This is essentially the same as upload_df_to_redshift (check out its docstring for full details), but unlike it this method is a generator and should be used with with block. For example:
>>> with temporarily_upload_df_to_redshift(...): >>> # Use `table_name` table in Redshift here >>> # `table_name` will not exist at this point, since it's cleaned up by the `with` block
- feast.infra.utils.aws_utils.unload_athena_query_to_df(athena_data_client, data_source: str, database: str, s3_resource, s3_path: str, query: str, temp_table: str) pandas.core.frame.DataFrame [source]
Unload Athena Query results to S3 and get the results in Pandas DataFrame format
- feast.infra.utils.aws_utils.unload_athena_query_to_pa(athena_data_client, data_source: str, database: str, s3_resource, s3_path: str, query: str, temp_table: str) pyarrow.lib.Table [source]
Unload Athena Query results to S3 and get the results in PyArrow Table format
- feast.infra.utils.aws_utils.unload_redshift_query_to_df(redshift_data_client, cluster_id: str, database: str, user: str, s3_resource, s3_path: str, iam_role: str, query: str) pandas.core.frame.DataFrame [source]
Unload Redshift Query results to S3 and get the results in Pandas DataFrame format
- feast.infra.utils.aws_utils.unload_redshift_query_to_pa(redshift_data_client, cluster_id: str, database: str, user: str, s3_resource, s3_path: str, iam_role: str, query: str) pyarrow.lib.Table [source]
Unload Redshift Query results to S3 and get the results in PyArrow Table format
- feast.infra.utils.aws_utils.update_lambda_function_environment(lambda_client, function_name: str, environment: Dict[str, Any]) None [source]
Update AWS Lambda function environment.

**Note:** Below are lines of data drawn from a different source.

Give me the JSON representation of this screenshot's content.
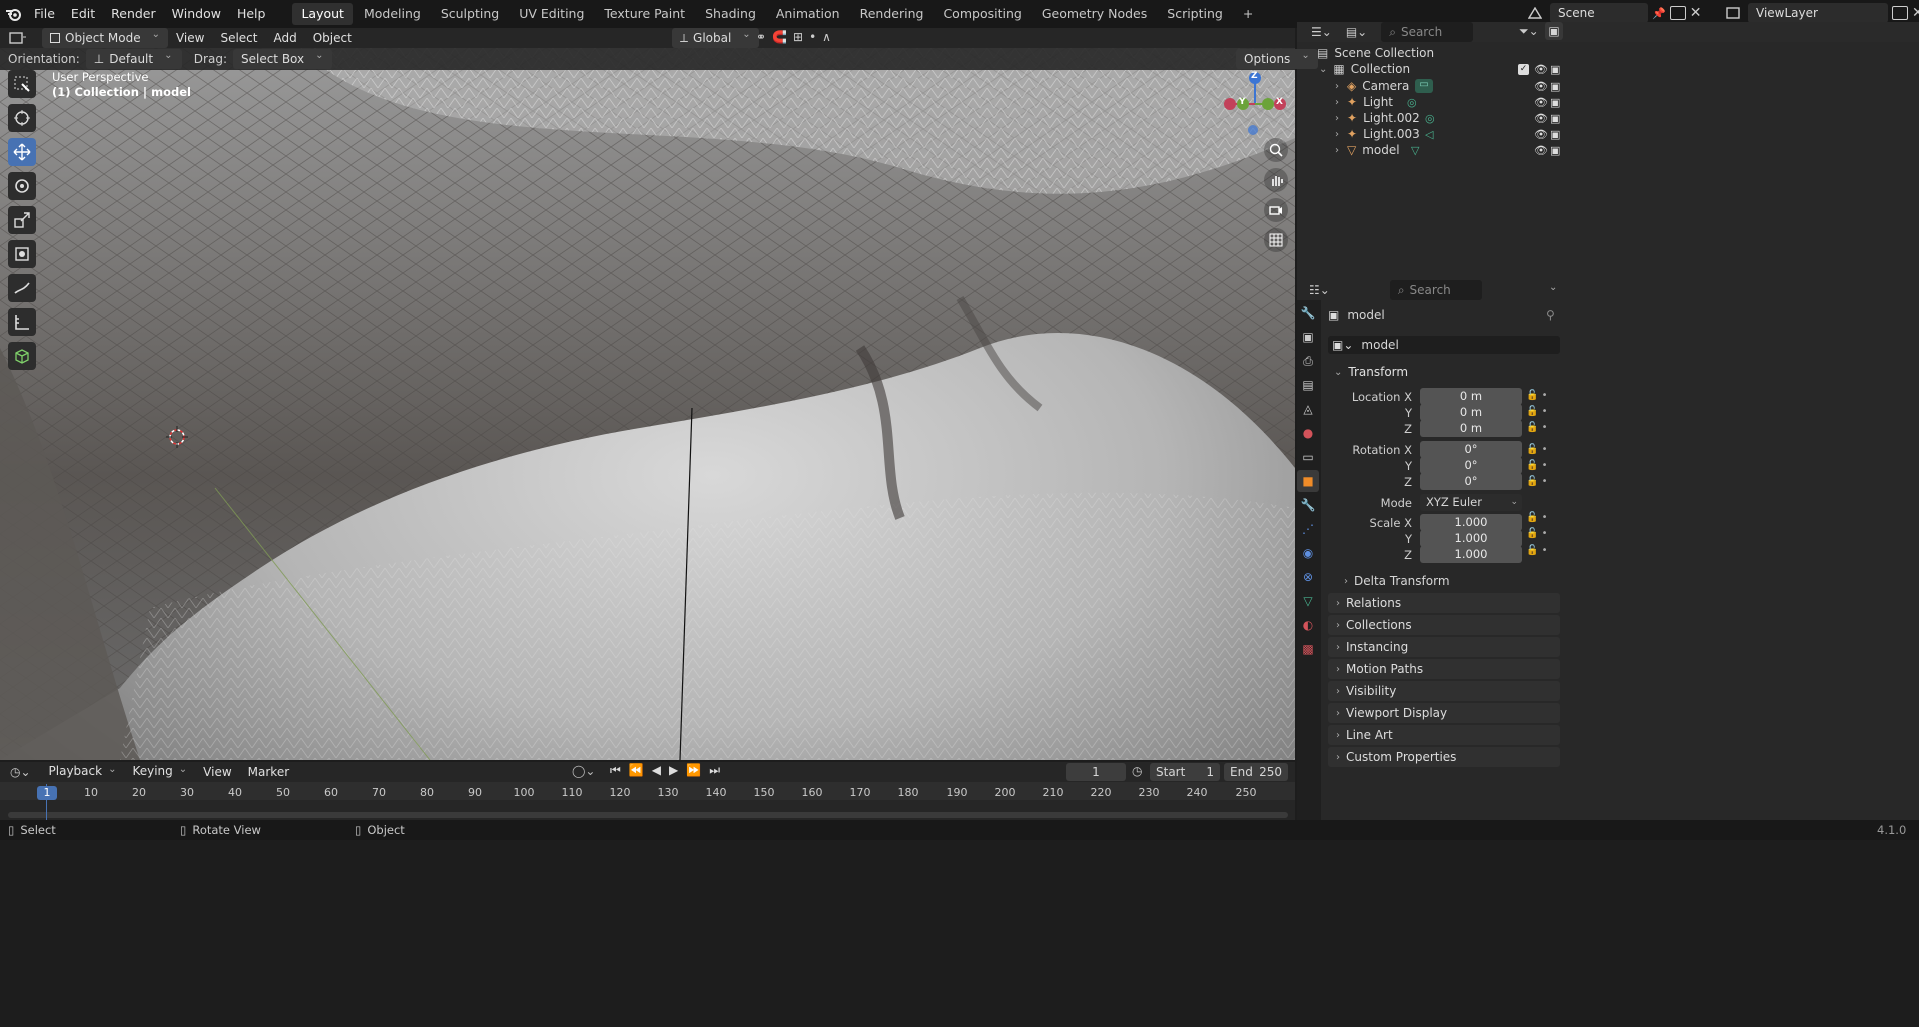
{
  "topbar": {
    "menus": [
      "File",
      "Edit",
      "Render",
      "Window",
      "Help"
    ],
    "workspaces": [
      "Layout",
      "Modeling",
      "Sculpting",
      "UV Editing",
      "Texture Paint",
      "Shading",
      "Animation",
      "Rendering",
      "Compositing",
      "Geometry Nodes",
      "Scripting"
    ],
    "active_workspace": "Layout",
    "add_tab": "+",
    "scene": "Scene",
    "view_layer": "ViewLayer"
  },
  "viewport_header": {
    "mode": "Object Mode",
    "menus": [
      "View",
      "Select",
      "Add",
      "Object"
    ],
    "transform_orientation": "Global",
    "orientation_label": "Orientation:",
    "orientation_value": "Default",
    "drag_label": "Drag:",
    "drag_value": "Select Box",
    "options": "Options"
  },
  "viewport": {
    "overlay_line1": "User Perspective",
    "overlay_line2": "(1) Collection | model",
    "gizmo": {
      "z": "Z",
      "y": "Y",
      "x": "X"
    },
    "tools": [
      "select-box",
      "cursor",
      "move",
      "rotate",
      "scale",
      "transform",
      "annotate",
      "measure",
      "add-cube"
    ],
    "active_tool": "move"
  },
  "outliner": {
    "search_placeholder": "Search",
    "root": "Scene Collection",
    "collection": "Collection",
    "items": [
      {
        "name": "Camera",
        "icon": "camera-icon"
      },
      {
        "name": "Light",
        "icon": "light-icon"
      },
      {
        "name": "Light.002",
        "icon": "light-icon"
      },
      {
        "name": "Light.003",
        "icon": "light-icon"
      },
      {
        "name": "model",
        "icon": "mesh-icon"
      }
    ]
  },
  "properties": {
    "search_placeholder": "Search",
    "object_name": "model",
    "datablock_name": "model",
    "transform_title": "Transform",
    "location": {
      "label": "Location X",
      "x": "0 m",
      "y": "0 m",
      "z": "0 m"
    },
    "rotation": {
      "label": "Rotation X",
      "x": "0°",
      "y": "0°",
      "z": "0°"
    },
    "mode_label": "Mode",
    "mode_value": "XYZ Euler",
    "scale": {
      "label": "Scale X",
      "x": "1.000",
      "y": "1.000",
      "z": "1.000"
    },
    "axis_y": "Y",
    "axis_z": "Z",
    "delta_transform": "Delta Transform",
    "panels": [
      "Relations",
      "Collections",
      "Instancing",
      "Motion Paths",
      "Visibility",
      "Viewport Display",
      "Line Art",
      "Custom Properties"
    ]
  },
  "timeline": {
    "menus": [
      "Playback",
      "Keying",
      "View",
      "Marker"
    ],
    "current_frame": "1",
    "start_label": "Start",
    "start": "1",
    "end_label": "End",
    "end": "250",
    "ruler": [
      "1",
      "10",
      "20",
      "30",
      "40",
      "50",
      "60",
      "70",
      "80",
      "90",
      "100",
      "110",
      "120",
      "130",
      "140",
      "150",
      "160",
      "170",
      "180",
      "190",
      "200",
      "210",
      "220",
      "230",
      "240",
      "250"
    ]
  },
  "statusbar": {
    "select": "Select",
    "rotate_view": "Rotate View",
    "object": "Object",
    "version": "4.1.0"
  },
  "colors": {
    "accent": "#4772b3",
    "x_axis": "#c2415a",
    "y_axis": "#6ba33a",
    "z_axis": "#3b75d4"
  }
}
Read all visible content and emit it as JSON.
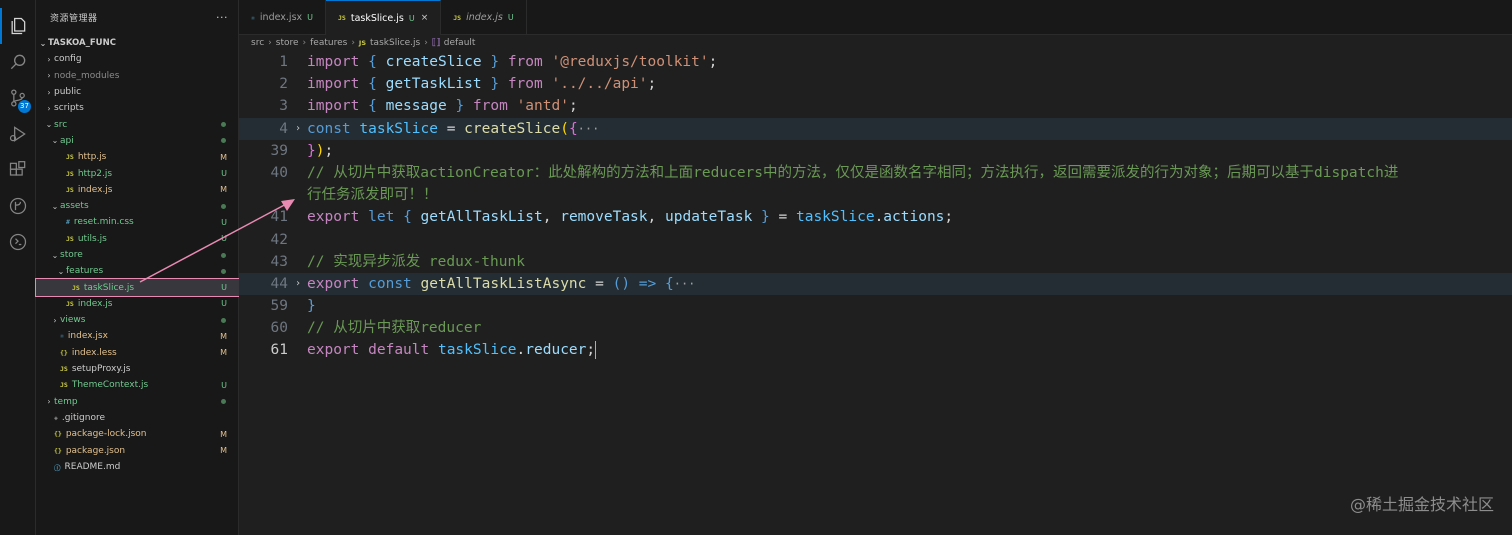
{
  "explorer": {
    "title": "资源管理器",
    "more": "···",
    "project": "TASKOA_FUNC",
    "badge": "37",
    "items": [
      {
        "label": "config",
        "type": "folder",
        "depth": 1
      },
      {
        "label": "node_modules",
        "type": "folder",
        "depth": 1,
        "dim": true
      },
      {
        "label": "public",
        "type": "folder",
        "depth": 1
      },
      {
        "label": "scripts",
        "type": "folder",
        "depth": 1
      },
      {
        "label": "src",
        "type": "folder-open",
        "depth": 1,
        "dot": true
      },
      {
        "label": "api",
        "type": "folder-open",
        "depth": 2,
        "dot": true
      },
      {
        "label": "http.js",
        "type": "js",
        "depth": 3,
        "status": "M"
      },
      {
        "label": "http2.js",
        "type": "js",
        "depth": 3,
        "status": "U"
      },
      {
        "label": "index.js",
        "type": "js",
        "depth": 3,
        "status": "M"
      },
      {
        "label": "assets",
        "type": "folder-open",
        "depth": 2,
        "dot": true
      },
      {
        "label": "reset.min.css",
        "type": "css",
        "depth": 3,
        "status": "U"
      },
      {
        "label": "utils.js",
        "type": "js",
        "depth": 3,
        "status": "U"
      },
      {
        "label": "store",
        "type": "folder-open",
        "depth": 2,
        "dot": true
      },
      {
        "label": "features",
        "type": "folder-open",
        "depth": 3,
        "dot": true
      },
      {
        "label": "taskSlice.js",
        "type": "js",
        "depth": 4,
        "status": "U",
        "selected": true
      },
      {
        "label": "index.js",
        "type": "js",
        "depth": 3,
        "status": "U"
      },
      {
        "label": "views",
        "type": "folder",
        "depth": 2,
        "dot": true
      },
      {
        "label": "index.jsx",
        "type": "react",
        "depth": 2,
        "status": "M"
      },
      {
        "label": "index.less",
        "type": "less",
        "depth": 2,
        "status": "M"
      },
      {
        "label": "setupProxy.js",
        "type": "js",
        "depth": 2
      },
      {
        "label": "ThemeContext.js",
        "type": "js",
        "depth": 2,
        "status": "U"
      },
      {
        "label": "temp",
        "type": "folder",
        "depth": 1,
        "dot": true
      },
      {
        "label": ".gitignore",
        "type": "git",
        "depth": 1
      },
      {
        "label": "package-lock.json",
        "type": "json",
        "depth": 1,
        "status": "M"
      },
      {
        "label": "package.json",
        "type": "json",
        "depth": 1,
        "status": "M"
      },
      {
        "label": "README.md",
        "type": "md",
        "depth": 1
      }
    ]
  },
  "tabs": [
    {
      "label": "index.jsx",
      "icon": "react-icon",
      "mark": "U",
      "active": false
    },
    {
      "label": "taskSlice.js",
      "icon": "JS",
      "mark": "U",
      "active": true,
      "close": "×"
    },
    {
      "label": "index.js",
      "icon": "JS",
      "mark": "U",
      "active": false
    }
  ],
  "breadcrumb": [
    "src",
    "store",
    "features",
    "taskSlice.js",
    "default"
  ],
  "code": {
    "line_numbers": [
      "1",
      "2",
      "3",
      "4",
      "39",
      "40",
      "",
      "41",
      "42",
      "43",
      "44",
      "59",
      "60",
      "61"
    ],
    "comment_line40_part1": "// 从切片中获取actionCreator：此处解构的方法和上面reducers中的方法，仅仅是函数名字相同；方法执行，返回需要派发的行为对象；后期可以基于dispatch进",
    "comment_line40_part2": "行任务派发即可！！",
    "comment_line43": "// 实现异步派发 redux-thunk",
    "comment_line60": "// 从切片中获取reducer",
    "str_toolkit": "'@reduxjs/toolkit'",
    "str_api": "'../../api'",
    "str_antd": "'antd'"
  },
  "watermark": "@稀土掘金技术社区",
  "colors": {
    "accent": "#0078d4",
    "arrow": "#e98ab2"
  }
}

The function is retried multiple times in case another action is currently being run on the lambda (e.g. it’s being created or being updated in parallel). :param lambda_client: AWS Lambda client. :param function_name: Name of the AWS Lambda function. :param environment: The desired lambda environment.
- feast.infra.utils.aws_utils.upload_arrow_table_to_athena(table: Union[pyarrow.lib.Table, pathlib.Path], athena_client, data_source: str, database: str, s3_resource, s3_path: str, table_name: str, schema: Optional[pyarrow.lib.Schema] = None, fail_if_exists: bool = True)[source]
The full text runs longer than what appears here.